(no subject)

Jun 16, 2006 18:20

whats this feeling that I'm having?...

I got flowers sent to me at work, in the card said "thinking of you" and just hoping that my day is going good... I have never gotten flower sent to me or on top of that no one's ever gave me flower on v-day or my birthday, other then on my 16th b-day...and maybe this last year by my best girlfriend from work...I think by this it only made me realize that I haven't really been treated right in the past.

for example:

*when someone opens the car door, to this day my first thought that runs through my head is; "what am I driving?"

* this last birthday my boyfriend at the time took me out, drove me across town and tried to find somewhere he said special to take me... after we got done eating, he pulled something that I wasn't expecting...
"oh I forgot my wallet, can I pay you back?" I paid for my birthday dinner...

* being asked what did I want for my b-day, I said the truth saying that I wanted to go to disneyland (which I still do...today) and instead being told by the ex now that "I can't afford it" then after finding out that he just bought new band equipment, the day before v-day on top of that.

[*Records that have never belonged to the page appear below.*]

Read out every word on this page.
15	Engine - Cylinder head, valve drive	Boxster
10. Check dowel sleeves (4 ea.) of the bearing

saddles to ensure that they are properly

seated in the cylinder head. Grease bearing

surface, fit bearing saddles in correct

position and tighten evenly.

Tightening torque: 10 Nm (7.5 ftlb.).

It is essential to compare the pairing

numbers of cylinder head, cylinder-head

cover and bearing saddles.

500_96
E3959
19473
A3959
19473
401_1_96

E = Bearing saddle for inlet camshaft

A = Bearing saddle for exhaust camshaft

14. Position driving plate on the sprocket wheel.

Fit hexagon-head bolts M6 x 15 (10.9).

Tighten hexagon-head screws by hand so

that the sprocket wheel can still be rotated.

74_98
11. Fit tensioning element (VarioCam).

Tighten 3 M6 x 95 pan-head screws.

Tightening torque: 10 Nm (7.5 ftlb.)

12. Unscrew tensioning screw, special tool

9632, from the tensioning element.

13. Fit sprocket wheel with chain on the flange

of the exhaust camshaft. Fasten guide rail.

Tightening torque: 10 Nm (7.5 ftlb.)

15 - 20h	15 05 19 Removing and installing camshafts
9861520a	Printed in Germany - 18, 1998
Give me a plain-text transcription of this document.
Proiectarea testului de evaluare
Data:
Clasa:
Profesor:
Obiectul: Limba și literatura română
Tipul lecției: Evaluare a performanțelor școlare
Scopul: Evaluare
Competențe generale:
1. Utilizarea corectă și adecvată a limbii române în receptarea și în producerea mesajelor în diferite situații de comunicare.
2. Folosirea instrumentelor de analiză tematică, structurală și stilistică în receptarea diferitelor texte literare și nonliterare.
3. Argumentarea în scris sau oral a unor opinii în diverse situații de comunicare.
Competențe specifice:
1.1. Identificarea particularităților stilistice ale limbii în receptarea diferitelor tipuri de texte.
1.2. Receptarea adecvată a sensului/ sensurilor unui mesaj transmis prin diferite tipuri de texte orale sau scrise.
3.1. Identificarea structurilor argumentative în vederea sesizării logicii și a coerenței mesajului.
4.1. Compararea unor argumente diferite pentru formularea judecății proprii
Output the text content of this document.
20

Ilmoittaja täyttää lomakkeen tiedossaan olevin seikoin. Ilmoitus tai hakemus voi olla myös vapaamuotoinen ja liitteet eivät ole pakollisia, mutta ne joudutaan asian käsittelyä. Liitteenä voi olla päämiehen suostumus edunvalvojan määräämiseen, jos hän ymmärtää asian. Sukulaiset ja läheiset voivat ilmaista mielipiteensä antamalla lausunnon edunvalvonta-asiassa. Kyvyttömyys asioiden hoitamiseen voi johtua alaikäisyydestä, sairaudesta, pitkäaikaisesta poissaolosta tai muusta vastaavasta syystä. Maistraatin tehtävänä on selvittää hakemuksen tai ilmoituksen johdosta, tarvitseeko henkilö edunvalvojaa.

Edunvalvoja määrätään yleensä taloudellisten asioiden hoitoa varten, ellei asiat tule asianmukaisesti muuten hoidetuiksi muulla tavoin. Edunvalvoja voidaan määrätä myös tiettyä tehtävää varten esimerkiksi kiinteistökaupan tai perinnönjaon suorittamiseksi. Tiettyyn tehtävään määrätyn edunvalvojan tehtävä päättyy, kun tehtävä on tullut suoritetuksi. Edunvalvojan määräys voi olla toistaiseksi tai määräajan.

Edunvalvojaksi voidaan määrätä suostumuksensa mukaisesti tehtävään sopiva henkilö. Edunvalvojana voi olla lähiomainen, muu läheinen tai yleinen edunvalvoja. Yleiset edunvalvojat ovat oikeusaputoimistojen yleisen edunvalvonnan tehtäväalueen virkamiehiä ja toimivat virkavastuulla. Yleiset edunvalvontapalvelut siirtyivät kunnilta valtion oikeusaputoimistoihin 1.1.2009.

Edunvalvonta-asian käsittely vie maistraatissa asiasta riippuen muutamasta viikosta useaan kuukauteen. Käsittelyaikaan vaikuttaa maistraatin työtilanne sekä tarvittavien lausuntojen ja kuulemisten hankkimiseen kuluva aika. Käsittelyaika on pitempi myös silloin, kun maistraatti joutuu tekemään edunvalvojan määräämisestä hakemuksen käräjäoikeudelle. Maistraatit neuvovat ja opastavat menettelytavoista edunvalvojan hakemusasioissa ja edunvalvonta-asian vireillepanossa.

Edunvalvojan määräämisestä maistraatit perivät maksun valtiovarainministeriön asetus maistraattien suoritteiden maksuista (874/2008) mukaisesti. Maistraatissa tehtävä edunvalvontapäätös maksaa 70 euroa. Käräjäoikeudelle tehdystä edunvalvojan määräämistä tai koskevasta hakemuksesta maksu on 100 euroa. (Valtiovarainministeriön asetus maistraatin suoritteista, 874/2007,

*always being the second best...what I mean is:
* having another girlfriend
* job is to important (marines)
* drugs
* getting my best friend pregent
* loving yourself way to much
(no room for anyone else)
* ex girlfriend

hmmm..... well maybe its not so bad. for the first time I feel like he wants to see me... you know it's a great feeling.... I have learned a lot and I'm glad that I went through it, it only makes me appeicate what I have today.